- Truist plans to close 72 locations, or 3.5% of its branch network, by March, as the Charlotte, North Carolina-based bank responds to changes in client behavior, branch traffic and transaction volume, a bank spokesperson said Wednesday in a statement to Banking Dive.
- The firm said it sent customers a letter in mid-December explaining the branch closures and identifying the next nearest location at which they can bank.
- Truist’s decision to pare back its brick-and-mortar locations, which was first reported by American Banker, comes as the lender is executing a $750 million cost-cutting plan.
Truist did not respond to Banking Dive’s request for a list of branches that are expected to close.
A Truist spokesperson told American Banker that nine branches are set to close in North Carolina and seven in the Washington, D.C., metropolitan area. The firm is expected to shutter branches in Alabama, Georgia, Kentucky, Maryland, North Carolina and West Virginia, the publication reported.
The Atlanta Business Chronicle reported that the lender will close eight branches in Georgia, including four in Atlanta.
“For the vast majority of branches that are closing, clients will have access to a branch about two and a half miles away on the average,” Brian Davis, director of consumer and small business banking communications, said in a statement. “In response to our clients’ evolving preferences, these decisions create additional opportunities for investment in our digital capabilities.”
Following the closures, Truist will operate 1,900 branches and 2,900 ATMs, Davis said.
“We understand that in-person service and caring conversations are still important to many of our clients,” Davis said.
Truist CEO Bill Rogers announced plans to consolidate the bank’s branch network in September, part of the firm’s efforts to shave $750 million off gross costs over the next 12 to 18 months.
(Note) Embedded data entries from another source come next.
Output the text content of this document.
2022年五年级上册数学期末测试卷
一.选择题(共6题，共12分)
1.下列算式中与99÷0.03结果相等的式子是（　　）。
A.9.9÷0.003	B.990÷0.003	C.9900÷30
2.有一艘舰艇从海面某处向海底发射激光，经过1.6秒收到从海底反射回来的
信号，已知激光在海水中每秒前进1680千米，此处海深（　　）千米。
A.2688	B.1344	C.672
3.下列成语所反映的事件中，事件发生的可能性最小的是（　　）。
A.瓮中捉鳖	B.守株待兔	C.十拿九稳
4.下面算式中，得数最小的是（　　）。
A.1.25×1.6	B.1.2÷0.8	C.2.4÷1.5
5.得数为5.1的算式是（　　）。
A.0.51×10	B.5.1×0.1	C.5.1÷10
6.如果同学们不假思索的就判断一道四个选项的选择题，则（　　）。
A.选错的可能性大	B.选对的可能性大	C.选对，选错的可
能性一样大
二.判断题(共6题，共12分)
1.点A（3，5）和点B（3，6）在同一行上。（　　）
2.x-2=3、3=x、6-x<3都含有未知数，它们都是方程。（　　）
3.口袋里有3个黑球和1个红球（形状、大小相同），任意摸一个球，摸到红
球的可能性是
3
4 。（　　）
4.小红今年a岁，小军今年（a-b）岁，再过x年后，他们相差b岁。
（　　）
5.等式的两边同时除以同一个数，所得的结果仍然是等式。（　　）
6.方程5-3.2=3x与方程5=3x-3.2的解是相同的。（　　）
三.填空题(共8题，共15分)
The firm, which was formed after BB&T’s $28 billion acquisition of SunTrust in 2019, has struggled to realize some of the cost savings that executives had projected as a result of the merger.
At the time of the merger’s announcement, bank executives had pledged the deal would achieve $1.6 billion in annual net savings by early 2022, but systems integrations and branch consolidation delays forced leadership to revise that target. The bank said it eventually hit its goal at the end of 2022.
Part of the bank’s savings plan includes trimming $200 million by 2025 through reducing tech spend. Plans to consolidate its branch network, certain business lines, and to cut four division heads will save Truist an additional $250 million, the firm said.
Planned job cuts are expected to save the firm roughly $300 million annually, according to a presentation Rogers and CFO Mike Maguire gave during the Barclays Global Financial Services Conference in September.